June 27 — Identifying the bottom of a real estate cycle is a trick that is just about impossible to master. We at Topretirements have been exploring this question for over a year now, wondering if it is finally the right time to buy into a retirement community or active adult community. Unfortunately, there is no definitive answer in sight. Today’s New York Times article, “Retirees Find the Time May Be Right to Buy“, examined this question, profiling the experiences several retirees had as they explored the retirement community real estate market.
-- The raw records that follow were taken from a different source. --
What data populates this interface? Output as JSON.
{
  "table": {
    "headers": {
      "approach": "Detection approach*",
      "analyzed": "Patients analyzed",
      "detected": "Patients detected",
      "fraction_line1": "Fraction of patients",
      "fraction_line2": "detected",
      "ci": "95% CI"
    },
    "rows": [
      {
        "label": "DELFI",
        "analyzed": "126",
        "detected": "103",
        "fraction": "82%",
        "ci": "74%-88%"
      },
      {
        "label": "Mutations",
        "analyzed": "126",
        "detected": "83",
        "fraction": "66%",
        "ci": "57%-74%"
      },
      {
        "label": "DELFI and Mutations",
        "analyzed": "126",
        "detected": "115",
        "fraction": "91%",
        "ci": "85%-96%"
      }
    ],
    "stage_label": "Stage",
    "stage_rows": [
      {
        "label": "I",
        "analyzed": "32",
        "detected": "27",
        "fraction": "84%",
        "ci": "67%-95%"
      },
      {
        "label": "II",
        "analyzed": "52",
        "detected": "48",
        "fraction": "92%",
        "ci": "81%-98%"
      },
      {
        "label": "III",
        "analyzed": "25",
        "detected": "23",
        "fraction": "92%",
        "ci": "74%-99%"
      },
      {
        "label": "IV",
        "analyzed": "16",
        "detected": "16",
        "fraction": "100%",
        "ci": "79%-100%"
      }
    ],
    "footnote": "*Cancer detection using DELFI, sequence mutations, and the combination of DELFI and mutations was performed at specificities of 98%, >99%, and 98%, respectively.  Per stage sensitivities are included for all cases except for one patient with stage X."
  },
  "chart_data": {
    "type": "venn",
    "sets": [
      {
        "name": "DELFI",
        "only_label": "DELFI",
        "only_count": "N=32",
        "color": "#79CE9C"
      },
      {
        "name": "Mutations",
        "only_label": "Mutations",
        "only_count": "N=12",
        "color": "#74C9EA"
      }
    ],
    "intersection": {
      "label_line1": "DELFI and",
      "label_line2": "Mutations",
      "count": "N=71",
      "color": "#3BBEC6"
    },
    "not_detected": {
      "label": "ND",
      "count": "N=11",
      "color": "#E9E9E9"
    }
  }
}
The common thread in their adventures is the effect dropping real estate prices have in their view of the market. According to Case-Schiller data, prices in 20 of the top U.S. markets were off 15% in April vs. the year ago April. Prices in the first quarter of 2008 were off 14% vs. the same quarter of 2007. Fueled by foreclosures, prices in Miami, Phoenix, and Las Vegas dropped over 25% in April vs. year ago. Prices in these markets have now been diving steadily for over 2 years.
One reason for buyers to finally emerge from their bunkers is that, given the relentless price drops, there are now properties coming on the market at what look like reasonable prices. And when a serious buyer senses a bargain and a seller who is open to negotiation, sales start happening.
A good thing about the U.S. economy is that all markets in the U.S. do not behave the same. Some cities, notably Charlotte, did not see the big price run-ups as other areas, and as a result are not experiencing significant declines. Even in Florida, which has not been experiencing as much retiree immigration as it used to, there are real differences. Northern and middle Florida saw less excess, so these markets have been much more stable than much of South Florida. In Miami and Fort Myers there was too much building and too much speculation – in these areas inventories are too high and prices continue to fall. The disparity in markets is another factor that makes it hard to know if prices have reached a bottom in the markets you are interested in.
The main retiree interviewed in the Times story, Franke Watson, recently purchased a home in Prescott, AZ. The house was listed originally for sale at $430,000. When Mr. Watson saw it the price had been lowered to $349,000. He offered $300,000, and he and the owner eventually agreed upon $309,000 – a 28% discount from the original listing price.
The Sarasota Herald-Tribune had a recent article, “Have Home Prices Hit Bottom?“, with one of the more interesting ways of looking at home prices. Their analysis assumes that the average annual increase in home prices has traditionally been around 6-7% a year. Obviously in 2005 and 2006 the hottest real estate markets in the U.S. got seriously out of hand. In Sarasota, home prices increased 32% in 2005 alone! Since then prices are down in the hot areas. The article points out that if you assume a 6-7% annual price increase from 1999 on, the current prices are, after the correction, pretty close to where they should be.
The biggest problem facing many retirees right now is the inability to sell their current home. They do have an advantage over most other real estate buyers, though, and that is that they generally have plenty of equity. According to the Times article, many of those folks are taking the plunge, or at least thinking about taking a big step. Their rationale seems to be their estimate that their house will eventually sell, so why not take advantage of the current bargains to be had now.